Jessica dio un paso dentro de la casa con la garganta cerrándosele con un fuerte nudo y los dedos de sus manos congelándose rápidamente. Quiso arrepentirse de lo que estaba a punto de hacer. Era una tonta sentimentaloide que estaba cometiendo una locura.

Treinta años de su vida se iban a reducir a unos pocos minutos, en un instante dentro de esa casa.

―¿Para qué lo buscas? ―inquirió el joven interrumpiendo sus pensamientos nefastos, avanzando por el amplio pasillo. Entraron a una estancia bien iluminada con grandes ventanales que dejaban ver el puente de San Francisco sobre el mar, con el sol declinando en el horizonte.

―Yo… necesito hablar con él ―fue todo lo que pudo decir, apretando los puños dentro de los bolsillos de su chaqueta.

―Papá, te buscan ―anunció el hombre.

Jessica ya se imaginaba que ese joven era uno de los hijos del señor Ward, apretó los labios en una fina línea y trago saliva.

En la sala estaban sentados tres hombres más y una mujer. Uno de ellos era idéntico a aquel quien le había abierto la puerta. Jessi sentía que las piernas se debilitaban a cada paso que daba, ante la vista de lo que parecía ser la perfecta familia feliz.

William Ward era un hombre de más o menos su estatura, tal vez un poco más bajo, de cabello oscuro y tupido con algunas hebras plateadas en las sienes, delgado y de expresión un tanto dura en sus facciones, que se suavizaba solo un poco por la sonrisa que tenía en sus labios en ese momento. A su lado se encontraba su esposa, Holly, una mujer hermosa de aspecto amable, de cabello corto, rubio oscuro, y lindos ojos azules; en la esquina contraria del sofá estaba Bruce, el hijo mayor, una copia de su padre, solo que con quince centímetros más de estatura, una barba recortada, sin arrugas ni canas; en el suelo, sentado sobre un esponjoso cojín, estaba el clon de quien le había abierto la puerta, solo que este tenía el cabello un poco más largo, cayéndole de forma desordenada sobre la frente y las orejas.

Jessica miró a todos de hito en hito, estaba casi segura de que el color había abandonado su rostro y una palidez espectral se adueñó de ella, todos la miraban expectantes, incluso el joven que le había abierto la puerta, estaba allí observándola con curiosidad, esperando que ella abriera la boca.

Sabía todos sus nombres, aunque no estaba segura de quién era quien, en cuanto a los gemelos; pero los conocía bien, al menos de nombre y posición en el árbol genealógico.

Bruce era el primogénito de la familia, le llevaba cuatro años de diferencia.

Se negó a sí misma ver las fotos de todos ellos para que no le doliera, sin embargo conocía sus edades, porque a ratos se enfurecía con todos los Wards y era débil, tenía que saber.

Su ceño se frunció, los años de angustia y rabia le dieron el coraje para continuar.

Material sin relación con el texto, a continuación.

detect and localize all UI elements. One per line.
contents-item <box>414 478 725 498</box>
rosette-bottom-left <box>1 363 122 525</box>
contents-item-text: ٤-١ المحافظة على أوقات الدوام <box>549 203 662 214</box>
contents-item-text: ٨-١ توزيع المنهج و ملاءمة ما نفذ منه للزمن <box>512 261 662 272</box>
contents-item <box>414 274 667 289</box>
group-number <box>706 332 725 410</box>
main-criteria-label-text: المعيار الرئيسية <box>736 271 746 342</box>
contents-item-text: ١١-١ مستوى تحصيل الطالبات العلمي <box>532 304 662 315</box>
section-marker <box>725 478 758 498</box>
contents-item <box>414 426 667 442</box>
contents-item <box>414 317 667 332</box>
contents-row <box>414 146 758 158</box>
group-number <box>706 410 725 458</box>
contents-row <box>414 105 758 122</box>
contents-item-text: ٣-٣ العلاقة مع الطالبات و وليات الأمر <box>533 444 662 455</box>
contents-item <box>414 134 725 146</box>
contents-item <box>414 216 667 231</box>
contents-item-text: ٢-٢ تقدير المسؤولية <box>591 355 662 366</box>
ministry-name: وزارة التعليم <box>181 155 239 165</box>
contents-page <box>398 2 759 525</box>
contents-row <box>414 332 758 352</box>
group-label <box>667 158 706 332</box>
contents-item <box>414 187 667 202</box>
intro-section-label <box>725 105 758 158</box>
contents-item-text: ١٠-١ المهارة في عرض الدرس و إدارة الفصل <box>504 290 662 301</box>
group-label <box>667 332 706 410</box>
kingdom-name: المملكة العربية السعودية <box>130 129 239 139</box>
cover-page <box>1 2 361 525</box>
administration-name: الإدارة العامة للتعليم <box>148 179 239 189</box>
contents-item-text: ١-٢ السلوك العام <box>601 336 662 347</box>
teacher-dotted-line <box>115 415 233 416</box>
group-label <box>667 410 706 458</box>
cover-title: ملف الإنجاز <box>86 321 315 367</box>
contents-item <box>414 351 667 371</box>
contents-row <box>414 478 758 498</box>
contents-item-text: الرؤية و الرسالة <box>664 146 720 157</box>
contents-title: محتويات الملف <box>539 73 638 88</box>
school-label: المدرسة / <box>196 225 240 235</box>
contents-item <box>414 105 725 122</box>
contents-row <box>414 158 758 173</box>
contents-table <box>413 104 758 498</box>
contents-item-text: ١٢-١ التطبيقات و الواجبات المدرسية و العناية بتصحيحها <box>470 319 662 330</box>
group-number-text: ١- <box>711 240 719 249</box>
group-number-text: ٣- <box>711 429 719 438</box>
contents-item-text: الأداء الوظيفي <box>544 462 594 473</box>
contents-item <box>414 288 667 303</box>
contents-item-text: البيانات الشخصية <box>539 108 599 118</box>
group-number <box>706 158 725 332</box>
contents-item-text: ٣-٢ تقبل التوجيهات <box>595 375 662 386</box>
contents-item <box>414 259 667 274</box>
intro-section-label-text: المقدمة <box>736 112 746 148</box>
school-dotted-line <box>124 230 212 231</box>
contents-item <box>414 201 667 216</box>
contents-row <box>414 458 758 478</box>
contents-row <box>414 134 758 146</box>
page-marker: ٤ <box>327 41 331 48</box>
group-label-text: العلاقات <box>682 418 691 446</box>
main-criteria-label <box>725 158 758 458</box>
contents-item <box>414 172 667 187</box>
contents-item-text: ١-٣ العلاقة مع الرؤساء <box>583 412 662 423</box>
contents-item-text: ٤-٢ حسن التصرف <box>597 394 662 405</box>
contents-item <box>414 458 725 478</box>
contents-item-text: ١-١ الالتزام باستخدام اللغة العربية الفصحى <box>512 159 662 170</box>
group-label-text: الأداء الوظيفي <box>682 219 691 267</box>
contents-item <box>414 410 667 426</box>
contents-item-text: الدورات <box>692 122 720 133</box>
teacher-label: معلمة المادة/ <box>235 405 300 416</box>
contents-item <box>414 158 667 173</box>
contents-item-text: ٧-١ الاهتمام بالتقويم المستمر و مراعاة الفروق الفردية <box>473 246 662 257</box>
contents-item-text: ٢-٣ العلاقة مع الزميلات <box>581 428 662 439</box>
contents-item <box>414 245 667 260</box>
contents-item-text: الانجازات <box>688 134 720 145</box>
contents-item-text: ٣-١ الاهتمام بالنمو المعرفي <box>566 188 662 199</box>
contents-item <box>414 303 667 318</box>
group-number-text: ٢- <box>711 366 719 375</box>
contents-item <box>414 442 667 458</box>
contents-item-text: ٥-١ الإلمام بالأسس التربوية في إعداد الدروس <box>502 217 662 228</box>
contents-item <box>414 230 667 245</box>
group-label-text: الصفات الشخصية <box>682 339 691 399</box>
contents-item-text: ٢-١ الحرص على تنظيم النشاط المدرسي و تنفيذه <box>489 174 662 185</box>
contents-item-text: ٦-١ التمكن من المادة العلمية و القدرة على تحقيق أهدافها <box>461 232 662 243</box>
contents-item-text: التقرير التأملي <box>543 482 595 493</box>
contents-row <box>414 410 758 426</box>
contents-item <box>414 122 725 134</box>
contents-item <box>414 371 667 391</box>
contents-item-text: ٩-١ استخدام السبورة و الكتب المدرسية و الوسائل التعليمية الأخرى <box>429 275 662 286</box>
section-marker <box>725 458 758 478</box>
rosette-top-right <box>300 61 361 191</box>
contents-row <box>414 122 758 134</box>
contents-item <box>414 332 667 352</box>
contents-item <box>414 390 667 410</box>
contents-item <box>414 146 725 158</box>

Ella había pasado años preguntándose por qué, y allí estaba su respuesta. En esas cuatro personas que rodeaban a William Ward.

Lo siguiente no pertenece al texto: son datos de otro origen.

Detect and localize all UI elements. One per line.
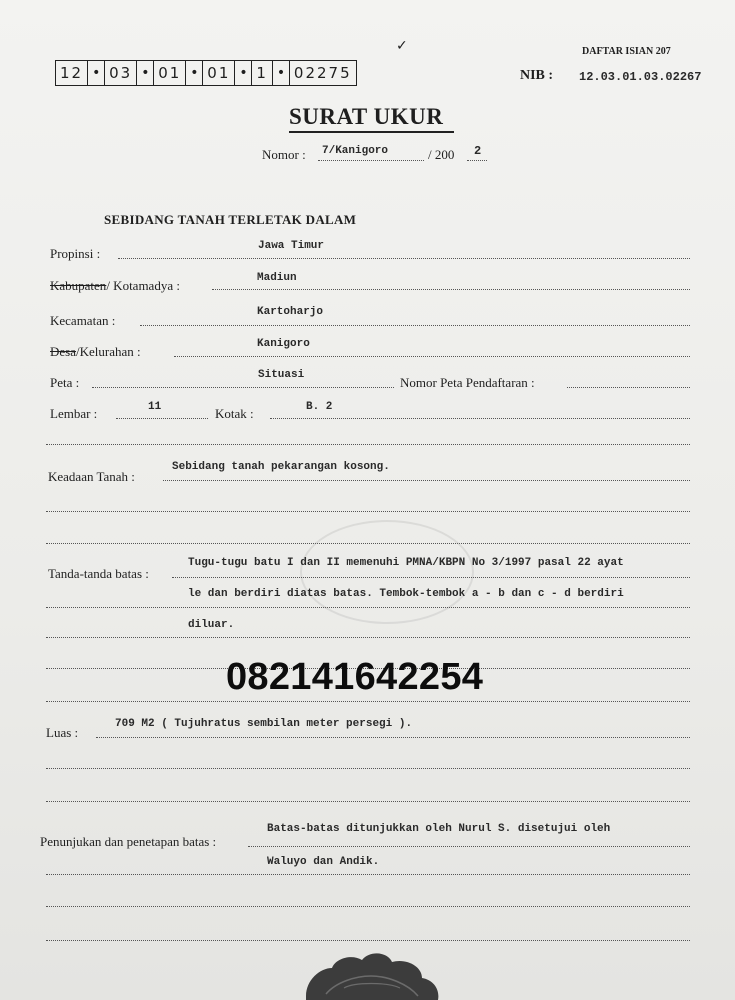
dotted-line <box>118 258 690 259</box>
number-box: 01 <box>154 61 186 85</box>
keadaan-label: Keadaan Tanah : <box>48 469 135 484</box>
penunjukan-label: Penunjukan dan penetapan batas : <box>40 834 217 849</box>
dotted-line <box>174 356 690 357</box>
kecamatan-value: Kartoharjo <box>257 306 324 318</box>
page-title: SURAT UKUR <box>289 104 444 129</box>
dotted-line <box>46 906 690 907</box>
dotted-line <box>140 325 690 326</box>
kabupaten-value: Madiun <box>257 272 297 284</box>
nib-label: NIB : <box>520 68 554 83</box>
number-box: 12 <box>56 61 88 85</box>
batas-line-3: diluar. <box>188 619 235 631</box>
check-mark-icon: ✓ <box>396 38 408 54</box>
kelurahan-struck: Desa <box>50 344 76 359</box>
number-box: 03 <box>105 61 137 85</box>
nib-value: 12.03.01.03.02267 <box>579 70 702 84</box>
document-number-boxes <box>55 60 357 86</box>
kabupaten-rest: / Kotamadya : <box>106 278 180 293</box>
kotak-label: Kotak : <box>215 406 254 421</box>
kelurahan-label <box>50 344 141 360</box>
dotted-line <box>46 607 690 608</box>
nomor-label: Nomor : <box>262 147 306 162</box>
dotted-line <box>46 444 690 445</box>
number-box: 1 <box>252 61 273 85</box>
official-seal-icon <box>296 946 446 1000</box>
kelurahan-value: Kanigoro <box>257 338 310 350</box>
box-separator: • <box>235 61 252 85</box>
dotted-line <box>46 768 690 769</box>
kelurahan-rest: /Kelurahan : <box>76 344 141 359</box>
dotted-line <box>46 511 690 512</box>
luas-value: 709 M2 ( Tujuhratus sembilan meter persegi ). <box>115 718 413 730</box>
lembar-label: Lembar : <box>50 406 98 421</box>
number-box: 01 <box>203 61 235 85</box>
kabupaten-label <box>50 278 180 294</box>
dotted-line <box>46 637 690 638</box>
title-underline <box>289 131 454 133</box>
dotted-line <box>467 160 487 161</box>
dotted-line <box>46 874 690 875</box>
dotted-line <box>212 289 690 290</box>
dotted-line <box>318 160 424 161</box>
dotted-line <box>96 737 690 738</box>
lembar-value: 11 <box>148 401 162 413</box>
luas-label: Luas : <box>46 725 79 740</box>
dotted-line <box>567 387 690 388</box>
dotted-line <box>248 846 690 847</box>
box-separator: • <box>273 61 290 85</box>
peta-label: Peta : <box>50 375 80 390</box>
kecamatan-label: Kecamatan : <box>50 313 116 328</box>
dotted-line <box>46 801 690 802</box>
form-code: DAFTAR ISIAN 207 <box>582 46 671 57</box>
phone-number-overlay: 082141642254 <box>226 656 484 698</box>
nomor-peta-label: Nomor Peta Pendaftaran : <box>400 375 535 390</box>
batas-label: Tanda-tanda batas : <box>48 566 149 581</box>
dotted-line <box>270 418 690 419</box>
box-separator: • <box>137 61 154 85</box>
section-heading: SEBIDANG TANAH TERLETAK DALAM <box>104 212 357 227</box>
dotted-line <box>46 701 690 702</box>
box-separator: • <box>186 61 203 85</box>
keadaan-value: Sebidang tanah pekarangan kosong. <box>172 461 390 473</box>
dotted-line <box>172 577 690 578</box>
dotted-line <box>116 418 208 419</box>
batas-line-1: Tugu-tugu batu I dan II memenuhi PMNA/KBPN No 3/1997 pasal 22 ayat <box>188 557 624 569</box>
box-separator: • <box>88 61 105 85</box>
dotted-line <box>92 387 394 388</box>
penunjukan-line-2: Waluyo dan Andik. <box>267 856 380 868</box>
nomor-year-label: / 200 <box>428 147 455 162</box>
propinsi-value: Jawa Timur <box>258 240 325 252</box>
dotted-line <box>163 480 690 481</box>
peta-value: Situasi <box>258 369 305 381</box>
propinsi-label: Propinsi : <box>50 246 101 261</box>
nomor-year-value: 2 <box>474 144 482 158</box>
kotak-value: B. 2 <box>306 401 333 413</box>
kabupaten-struck: Kabupaten <box>50 278 107 293</box>
penunjukan-line-1: Batas-batas ditunjukkan oleh Nurul S. disetujui oleh <box>267 823 611 835</box>
faint-stamp-mark <box>300 520 474 624</box>
dotted-line <box>46 940 690 941</box>
nomor-value: 7/Kanigoro <box>322 145 389 157</box>
number-box: 02275 <box>293 64 352 82</box>
batas-line-2: le dan berdiri diatas batas. Tembok-tembok a - b dan c - d berdiri <box>188 588 624 600</box>
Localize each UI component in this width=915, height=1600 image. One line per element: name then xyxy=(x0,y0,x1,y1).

Irguió la espalda, ella no tenía por qué sentir miedo o vergüenza. Y con voz firme, soltó la bomba:

―Señor Ward, soy Jessica Medina, hija de Carla Medina. ―La expresión de sorpresa y reconocimiento en el rostro del hombre mayor fue un alivio para ella, sabía de quién hablaba, no podría negar su pasado, esto le dio más fuerza para continuar―. Hace treinta y un años usted y mi madre tuvieron una relación… ―El horror deformó el rostro de Will, Holly fue la primera en caer en cuenta de lo que estaba a punto de pasar, abriendo los ojos con sorpresa y estupefacción. En cambio, los otros tres hombres solo fruncieron sus ceños―. Yo soy hija de Carla… y usted es mi padre.